Business courses often mean your students will be able to earn more money in their art business after they go through your course.
Courses on technical how-to’s and new art techniques often give your students new marketable skills.
When I set out to make a course I make it 10-15 lessons and l sell it between $100 – $300. The price fluctuates based on launch discounts, adding more content over time, and bundle deals.
Some courses out there can be $1000-$2000. But they typically have 6+ hours of content and dive into extreme detail about a subject.
The more your course costs mean the more time you have to invest in marketing your course. I’ve found a 10-15 lesson course on any topic, can sell without too much hands-on marketing for $100-$300.
How to launch your course
You’ve been growing an email list before building your course. 500-1,000 email subscribers who are interested in the topic you’re teaching. This range is good for having a decent course launch.
What is the course launch?
A course launch is a small window of time where you offer your course for sale the first time. Often the first day it’s available you can offer a launch discount or other added incentive.
At a minimum, you can expect 2% of your subscribers to buy the course during launch. If you’re selling your first course for $250 you can expect to earn $2500-$5000. During the launch.
People buy things from you because they know, like, and trust you. Consistently putting out great content is what generates trust in your audience. Replying to emails, answering questions, and all-around being a good mentor and teacher. If you are more hands-on with your audience, you can expect closer to 5-7% of your audience to buy your course during launch. Especially if you’ve been consistently putting out weekly tutorials.

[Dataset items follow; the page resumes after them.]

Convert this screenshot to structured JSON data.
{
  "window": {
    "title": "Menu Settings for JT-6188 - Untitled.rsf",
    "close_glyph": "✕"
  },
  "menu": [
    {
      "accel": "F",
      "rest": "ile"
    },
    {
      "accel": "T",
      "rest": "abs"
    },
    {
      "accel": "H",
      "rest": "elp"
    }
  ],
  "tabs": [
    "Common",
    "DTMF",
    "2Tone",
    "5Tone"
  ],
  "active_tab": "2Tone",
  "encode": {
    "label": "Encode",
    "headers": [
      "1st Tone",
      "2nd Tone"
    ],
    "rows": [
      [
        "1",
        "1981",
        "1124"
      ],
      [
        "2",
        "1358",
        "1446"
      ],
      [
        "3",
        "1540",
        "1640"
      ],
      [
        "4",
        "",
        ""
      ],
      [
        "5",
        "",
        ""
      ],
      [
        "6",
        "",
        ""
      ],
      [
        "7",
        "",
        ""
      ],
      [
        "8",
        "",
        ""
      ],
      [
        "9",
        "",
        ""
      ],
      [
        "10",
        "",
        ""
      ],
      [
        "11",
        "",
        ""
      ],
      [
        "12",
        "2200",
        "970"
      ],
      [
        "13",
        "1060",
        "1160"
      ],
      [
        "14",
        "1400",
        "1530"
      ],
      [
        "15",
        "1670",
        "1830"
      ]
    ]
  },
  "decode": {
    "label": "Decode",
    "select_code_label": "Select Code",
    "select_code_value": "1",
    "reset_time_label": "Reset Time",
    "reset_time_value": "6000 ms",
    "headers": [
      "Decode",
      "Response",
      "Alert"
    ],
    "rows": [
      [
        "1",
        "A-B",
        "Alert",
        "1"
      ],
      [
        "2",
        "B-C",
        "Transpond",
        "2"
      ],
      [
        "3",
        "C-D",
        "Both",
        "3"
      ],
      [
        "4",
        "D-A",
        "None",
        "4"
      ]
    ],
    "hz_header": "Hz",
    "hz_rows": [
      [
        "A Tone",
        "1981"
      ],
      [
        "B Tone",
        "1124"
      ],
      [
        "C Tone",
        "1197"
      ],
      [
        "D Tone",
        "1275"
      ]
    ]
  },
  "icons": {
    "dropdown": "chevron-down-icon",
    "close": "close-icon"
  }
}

For the first few years of my offering my courses, they were all evergreen. Evergreen means they were available to purchase 24/7. As an experiment, I began using timed launches. Which is where a course was only open for enrollment twice a year for a total of two weeks.
I prefer timed launches because it helps me segment my time throughout the year. The sales are higher because of the added urgency to enroll in the course. Also, when I do a timed launch I'm more focused on student on-boarding, answering questions, and reviewing work. When I'm not doing a timed launch for a course, it frees up my time to focus on illustration work and personal art projects.
Final thoughts on teaching art
I would not have reached 3,000+ students, or even earned the amount I’ve earned if I had chosen to teach in a traditional college, art school, or really anywhere in person.
However, before you set out to make courses you have to realize, you’re being a mentor to people. You have to be willing to answer emails and questions from your students. Taking time to look at their work and give honest feedback.
Genuinely caring about their success and being there for them.